The YAML file contains four top level keys for the hash that the file will be read into: 1) name to give the pipeline a short name, 2) version to indicate the version number, 3) description to give a more verbose explanation what the pipeline does, and 4) steps listing pipeline steps.

  ---
  description: "Example of a pipeline"
  name: String Manipulation
  version: '0.4'
  steps:

Each step needs an id that is unique within the pipeline and a name that identifies an executable somewhere in the system path. Alternatively, you can give the path leading to the executable file with key path. The name will be added to the path, padded with a suitable separator character, if needed.

Arguments to the executable are given individually within arg tags. They are named with the key attribute. A single hyphen is added in front of the arguments when they are executed. If two hyphens are needed, just add one the file.

Arguments can exist without values, or they can be given with attribute value.

  s3:
    name: cat
    args:
      in:
        type: redir
        value: s1.txt
      "n": {}
      out:
        type: redir
        value: s3_mod.txt
    next:
      - s4

There are two special keys in and out that need to have a further type defined. The IO type can get two kind of values:

unnamed

that indicates that the argument is an unnamed argument to the executable.

redir

will be interpreted as UNIX redirection character '&lt' or '&gt' depending on the context.

The values file and dir are not needed by the pipeline but are useful to include to make the pipeline easier to read for humans. The interpretation of these arguments is done by the program executable called by the step.

Finally, the step tag can contain the next key that gives an array of IDs for the next steps in the execution. Typically, these steps depends on the previous step for input.

Practices that are completely bonkers, like spaces in file names, are not supported.

Advanced features

The pipeline does not have to be linear; it can contain branches. For example, the pipeline can have several start points with different kinds of input: file and string.

Sometimes it is useful to be run the same pipeline with different parameter. The starting point of execution can take a value from the command line. Leave the value for the given argument blank in the configuration file and give it from the command line. Matching of values is done by matching the type string.

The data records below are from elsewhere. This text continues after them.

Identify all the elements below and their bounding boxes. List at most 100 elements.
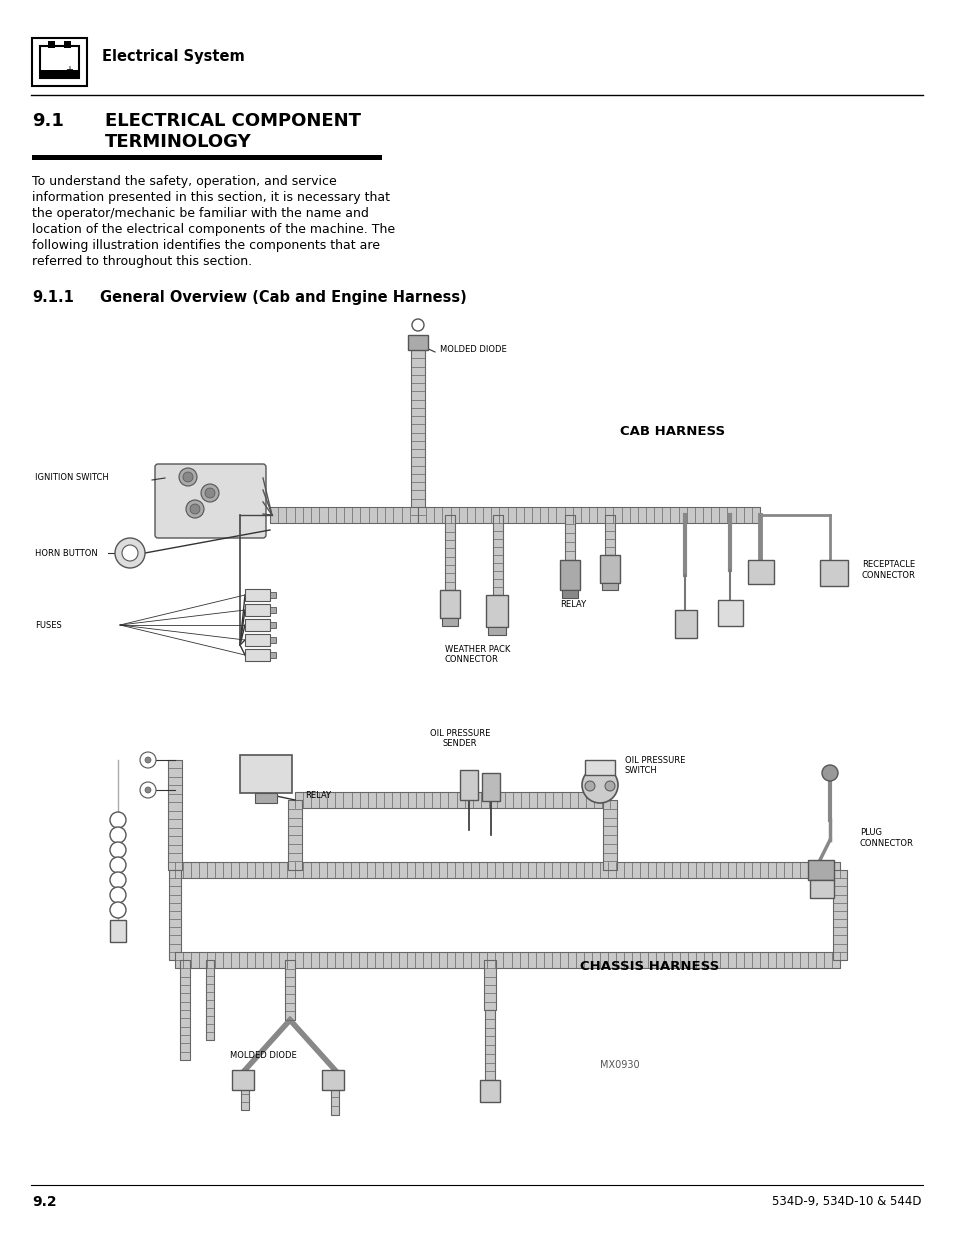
Bar	[747, 559, 773, 584]
FancyBboxPatch shape	[154, 464, 266, 538]
Text: CAB HARNESS: CAB HARNESS	[619, 425, 724, 438]
Bar	[488, 627, 505, 635]
Bar	[64, 41, 71, 48]
Bar	[322, 1070, 344, 1091]
Circle shape	[110, 872, 126, 888]
Bar	[439, 590, 459, 618]
Text: MX0930: MX0930	[599, 1060, 639, 1070]
Circle shape	[604, 781, 615, 790]
Text: HORN BUTTON: HORN BUTTON	[35, 548, 97, 557]
Bar	[245, 589, 270, 601]
Text: OIL PRESSURE
SENDER: OIL PRESSURE SENDER	[430, 729, 490, 748]
Bar	[270, 622, 275, 629]
Bar	[408, 335, 428, 350]
Text: IGNITION SWITCH: IGNITION SWITCH	[35, 473, 109, 483]
Bar	[820, 559, 847, 585]
Text: -: -	[48, 65, 51, 75]
Circle shape	[140, 752, 156, 768]
Bar	[270, 652, 275, 658]
Circle shape	[821, 764, 837, 781]
Circle shape	[584, 781, 595, 790]
Circle shape	[110, 902, 126, 918]
Text: Electrical System: Electrical System	[102, 49, 245, 64]
Circle shape	[412, 319, 423, 331]
Circle shape	[179, 468, 196, 487]
Bar	[41, 70, 78, 78]
Bar	[254, 793, 276, 803]
Bar	[561, 590, 578, 598]
Circle shape	[110, 842, 126, 858]
Bar	[245, 634, 270, 646]
Polygon shape	[411, 342, 424, 515]
Text: following illustration identifies the components that are: following illustration identifies the co…	[32, 240, 379, 252]
Polygon shape	[180, 960, 190, 1060]
Text: General Overview (Cab and Engine Harness): General Overview (Cab and Engine Harness…	[100, 290, 466, 305]
Polygon shape	[493, 515, 502, 595]
Text: +: +	[65, 65, 73, 75]
Circle shape	[145, 787, 151, 793]
Polygon shape	[288, 800, 302, 869]
Circle shape	[110, 811, 126, 827]
Polygon shape	[174, 862, 840, 878]
Polygon shape	[602, 800, 617, 869]
Bar	[601, 583, 618, 590]
Bar	[559, 559, 579, 590]
Circle shape	[110, 887, 126, 903]
Text: MOLDED DIODE: MOLDED DIODE	[230, 1051, 296, 1060]
Bar	[584, 760, 615, 776]
Bar	[245, 619, 270, 631]
Text: TERMINOLOGY: TERMINOLOGY	[105, 133, 252, 151]
Bar	[270, 606, 275, 613]
Text: To understand the safety, operation, and service: To understand the safety, operation, and…	[32, 175, 336, 188]
Bar	[32, 156, 381, 161]
Bar	[245, 650, 270, 661]
Bar	[245, 604, 270, 616]
Circle shape	[110, 857, 126, 873]
Text: referred to throughout this section.: referred to throughout this section.	[32, 254, 252, 268]
Polygon shape	[604, 515, 615, 555]
Text: 9.1.1: 9.1.1	[32, 290, 73, 305]
Bar	[675, 610, 697, 638]
Polygon shape	[564, 515, 575, 559]
Polygon shape	[168, 760, 182, 869]
Polygon shape	[294, 792, 609, 808]
Circle shape	[201, 484, 219, 501]
Circle shape	[140, 782, 156, 798]
Polygon shape	[832, 869, 846, 960]
Text: information presented in this section, it is necessary that: information presented in this section, i…	[32, 191, 390, 204]
Circle shape	[122, 545, 138, 561]
Text: location of the electrical components of the machine. The: location of the electrical components of…	[32, 224, 395, 236]
Bar	[807, 860, 833, 881]
Bar	[48, 41, 55, 48]
Text: MOLDED DIODE: MOLDED DIODE	[439, 346, 506, 354]
Text: CHASSIS HARNESS: CHASSIS HARNESS	[579, 960, 719, 973]
Circle shape	[581, 767, 618, 803]
Bar	[240, 755, 292, 793]
Bar	[232, 1070, 253, 1091]
Circle shape	[110, 827, 126, 844]
Text: ELECTRICAL COMPONENT: ELECTRICAL COMPONENT	[105, 112, 360, 130]
Bar	[479, 1079, 499, 1102]
Bar	[441, 618, 457, 626]
Bar	[599, 555, 619, 583]
Bar	[270, 637, 275, 643]
Polygon shape	[241, 1070, 249, 1110]
Bar	[459, 769, 477, 800]
Text: FUSES: FUSES	[35, 620, 62, 630]
Text: RELAY: RELAY	[305, 790, 331, 799]
Bar	[110, 920, 126, 942]
Bar	[485, 595, 507, 627]
Polygon shape	[417, 508, 760, 522]
Polygon shape	[484, 1010, 495, 1079]
Polygon shape	[206, 960, 213, 1040]
Polygon shape	[444, 515, 455, 590]
Circle shape	[183, 472, 193, 482]
Bar	[40, 46, 79, 78]
Polygon shape	[174, 952, 840, 968]
Text: 9.1: 9.1	[32, 112, 64, 130]
Circle shape	[115, 538, 145, 568]
Bar	[718, 600, 742, 626]
Text: WEATHER PACK
CONNECTOR: WEATHER PACK CONNECTOR	[444, 645, 510, 664]
Polygon shape	[331, 1070, 338, 1115]
Bar	[809, 881, 833, 898]
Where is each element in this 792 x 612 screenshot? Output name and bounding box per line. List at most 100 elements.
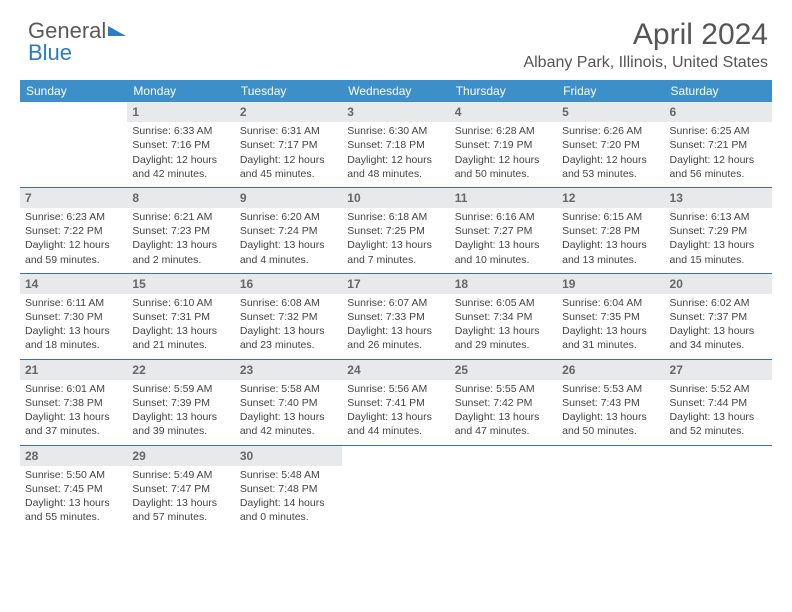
- calendar-cell: 16Sunrise: 6:08 AMSunset: 7:32 PMDayligh…: [235, 273, 342, 359]
- calendar-cell: 5Sunrise: 6:26 AMSunset: 7:20 PMDaylight…: [557, 102, 664, 187]
- daylight-text: Daylight: 13 hours and 31 minutes.: [562, 324, 659, 352]
- sunset-text: Sunset: 7:23 PM: [132, 224, 229, 238]
- day-number: 30: [235, 446, 342, 466]
- sunset-text: Sunset: 7:27 PM: [455, 224, 552, 238]
- sunset-text: Sunset: 7:44 PM: [670, 396, 767, 410]
- sunrise-text: Sunrise: 5:50 AM: [25, 468, 122, 482]
- daylight-text: Daylight: 13 hours and 42 minutes.: [240, 410, 337, 438]
- sunrise-text: Sunrise: 5:55 AM: [455, 382, 552, 396]
- sunset-text: Sunset: 7:37 PM: [670, 310, 767, 324]
- daylight-text: Daylight: 13 hours and 39 minutes.: [132, 410, 229, 438]
- sunset-text: Sunset: 7:17 PM: [240, 138, 337, 152]
- day-header: Thursday: [450, 80, 557, 102]
- calendar-table: SundayMondayTuesdayWednesdayThursdayFrid…: [20, 80, 772, 530]
- calendar-cell: 13 Sunrise: 6:13 AMSunset: 7:29 PMDayligh…: [665, 187, 772, 273]
- daylight-text: Daylight: 13 hours and 44 minutes.: [347, 410, 444, 438]
- sunset-text: Sunset: 7:42 PM: [455, 396, 552, 410]
- calendar-cell: 11Sunrise: 6:16 AMSunset: 7:27 PMDayligh…: [450, 187, 557, 273]
- calendar-cell: 4Sunrise: 6:28 AMSunset: 7:19 PMDaylight…: [450, 102, 557, 187]
- calendar-cell: [20, 102, 127, 187]
- daylight-text: Daylight: 13 hours and 34 minutes.: [670, 324, 767, 352]
- sunrise-text: Sunrise: 6:10 AM: [132, 296, 229, 310]
- calendar-cell: 24Sunrise: 5:56 AMSunset: 7:41 PMDayligh…: [342, 359, 449, 445]
- day-number: 22: [127, 360, 234, 380]
- calendar-cell: 6 Sunrise: 6:25 AMSunset: 7:21 PMDaylight…: [665, 102, 772, 187]
- sunset-text: Sunset: 7:40 PM: [240, 396, 337, 410]
- daylight-text: Daylight: 13 hours and 15 minutes.: [670, 238, 767, 266]
- sunset-text: Sunset: 7:38 PM: [25, 396, 122, 410]
- day-number: 15: [127, 274, 234, 294]
- sunrise-text: Sunrise: 6:11 AM: [25, 296, 122, 310]
- sunset-text: Sunset: 7:29 PM: [670, 224, 767, 238]
- sunrise-text: Sunrise: 5:53 AM: [562, 382, 659, 396]
- calendar-cell: 19Sunrise: 6:04 AMSunset: 7:35 PMDayligh…: [557, 273, 664, 359]
- day-number: 26: [557, 360, 664, 380]
- sunset-text: Sunset: 7:45 PM: [25, 482, 122, 496]
- daylight-text: Daylight: 13 hours and 57 minutes.: [132, 496, 229, 524]
- sunrise-text: Sunrise: 6:05 AM: [455, 296, 552, 310]
- page-location: Albany Park, Illinois, United States: [20, 54, 768, 72]
- sunset-text: Sunset: 7:19 PM: [455, 138, 552, 152]
- daylight-text: Daylight: 12 hours and 56 minutes.: [670, 153, 767, 181]
- sunrise-text: Sunrise: 5:48 AM: [240, 468, 337, 482]
- daylight-text: Daylight: 13 hours and 7 minutes.: [347, 238, 444, 266]
- sunset-text: Sunset: 7:35 PM: [562, 310, 659, 324]
- day-number: 13: [665, 188, 772, 208]
- day-number: 14: [20, 274, 127, 294]
- day-number: 27: [665, 360, 772, 380]
- daylight-text: Daylight: 12 hours and 53 minutes.: [562, 153, 659, 181]
- sunrise-text: Sunrise: 6:13 AM: [670, 210, 767, 224]
- calendar-head: SundayMondayTuesdayWednesdayThursdayFrid…: [20, 80, 772, 102]
- sunset-text: Sunset: 7:21 PM: [670, 138, 767, 152]
- sunset-text: Sunset: 7:25 PM: [347, 224, 444, 238]
- sunrise-text: Sunrise: 6:15 AM: [562, 210, 659, 224]
- day-header: Tuesday: [235, 80, 342, 102]
- sunset-text: Sunset: 7:43 PM: [562, 396, 659, 410]
- sunrise-text: Sunrise: 6:31 AM: [240, 124, 337, 138]
- day-number: 1: [127, 102, 234, 122]
- day-number: 24: [342, 360, 449, 380]
- calendar-cell: 14Sunrise: 6:11 AMSunset: 7:30 PMDayligh…: [20, 273, 127, 359]
- sunrise-text: Sunrise: 6:18 AM: [347, 210, 444, 224]
- calendar-cell: 23Sunrise: 5:58 AMSunset: 7:40 PMDayligh…: [235, 359, 342, 445]
- day-header: Saturday: [665, 80, 772, 102]
- sunrise-text: Sunrise: 6:28 AM: [455, 124, 552, 138]
- daylight-text: Daylight: 12 hours and 48 minutes.: [347, 153, 444, 181]
- daylight-text: Daylight: 13 hours and 37 minutes.: [25, 410, 122, 438]
- daylight-text: Daylight: 13 hours and 50 minutes.: [562, 410, 659, 438]
- calendar-cell: 1Sunrise: 6:33 AMSunset: 7:16 PMDaylight…: [127, 102, 234, 187]
- calendar-cell: 18Sunrise: 6:05 AMSunset: 7:34 PMDayligh…: [450, 273, 557, 359]
- logo-line2: Blue: [28, 40, 72, 65]
- day-number: 17: [342, 274, 449, 294]
- day-number: 5: [557, 102, 664, 122]
- sunset-text: Sunset: 7:47 PM: [132, 482, 229, 496]
- daylight-text: Daylight: 13 hours and 10 minutes.: [455, 238, 552, 266]
- sunset-text: Sunset: 7:20 PM: [562, 138, 659, 152]
- day-number: 10: [342, 188, 449, 208]
- sunrise-text: Sunrise: 5:52 AM: [670, 382, 767, 396]
- day-header: Friday: [557, 80, 664, 102]
- sunrise-text: Sunrise: 6:21 AM: [132, 210, 229, 224]
- page-title: April 2024: [20, 18, 768, 52]
- day-number: 6: [665, 102, 772, 122]
- daylight-text: Daylight: 13 hours and 52 minutes.: [670, 410, 767, 438]
- day-number: 4: [450, 102, 557, 122]
- sunset-text: Sunset: 7:22 PM: [25, 224, 122, 238]
- daylight-text: Daylight: 13 hours and 13 minutes.: [562, 238, 659, 266]
- calendar-cell: 12Sunrise: 6:15 AMSunset: 7:28 PMDayligh…: [557, 187, 664, 273]
- sunset-text: Sunset: 7:31 PM: [132, 310, 229, 324]
- day-number: 3: [342, 102, 449, 122]
- sunrise-text: Sunrise: 5:49 AM: [132, 468, 229, 482]
- day-number: 19: [557, 274, 664, 294]
- calendar-cell: 25Sunrise: 5:55 AMSunset: 7:42 PMDayligh…: [450, 359, 557, 445]
- logo-flag-icon: [108, 26, 126, 36]
- calendar-cell: [557, 445, 664, 530]
- sunset-text: Sunset: 7:28 PM: [562, 224, 659, 238]
- day-number: 23: [235, 360, 342, 380]
- calendar-cell: 17Sunrise: 6:07 AMSunset: 7:33 PMDayligh…: [342, 273, 449, 359]
- calendar-cell: 29 Sunrise: 5:49 AMSunset: 7:47 PMDayligh…: [127, 445, 234, 530]
- sunrise-text: Sunrise: 6:25 AM: [670, 124, 767, 138]
- daylight-text: Daylight: 13 hours and 47 minutes.: [455, 410, 552, 438]
- day-number: 29: [127, 446, 234, 466]
- sunrise-text: Sunrise: 6:02 AM: [670, 296, 767, 310]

  spipe -conf input_demo.yml --input=ABC --itype=str

  ---
  description: "Demonstrate input from command line"
  name: input.yml
  version: '0.1'
  steps:
    s1:
      name: echo
      args:
        in:
          type: unnamed
          value:
        out:
          type: redir
          value: s1_string.txt

The empty value will be filled in from the command line into the config.yml stored in the project directory. Also, the config file looks slightly different since the steps are written out as App::Pipeline::Simple objects. Functionally there is no difference.

AUTHOR

Heikki Lehvaslaiho, KAUST (King Abdullah University of Science and Technology).

COPYRIGHT AND LICENSE

This software is copyright (c) 2012 by Heikki Lehvaslaiho.

This is free software; you can redistribute it and/or modify it under the same terms as the Perl 5 programming language system itself.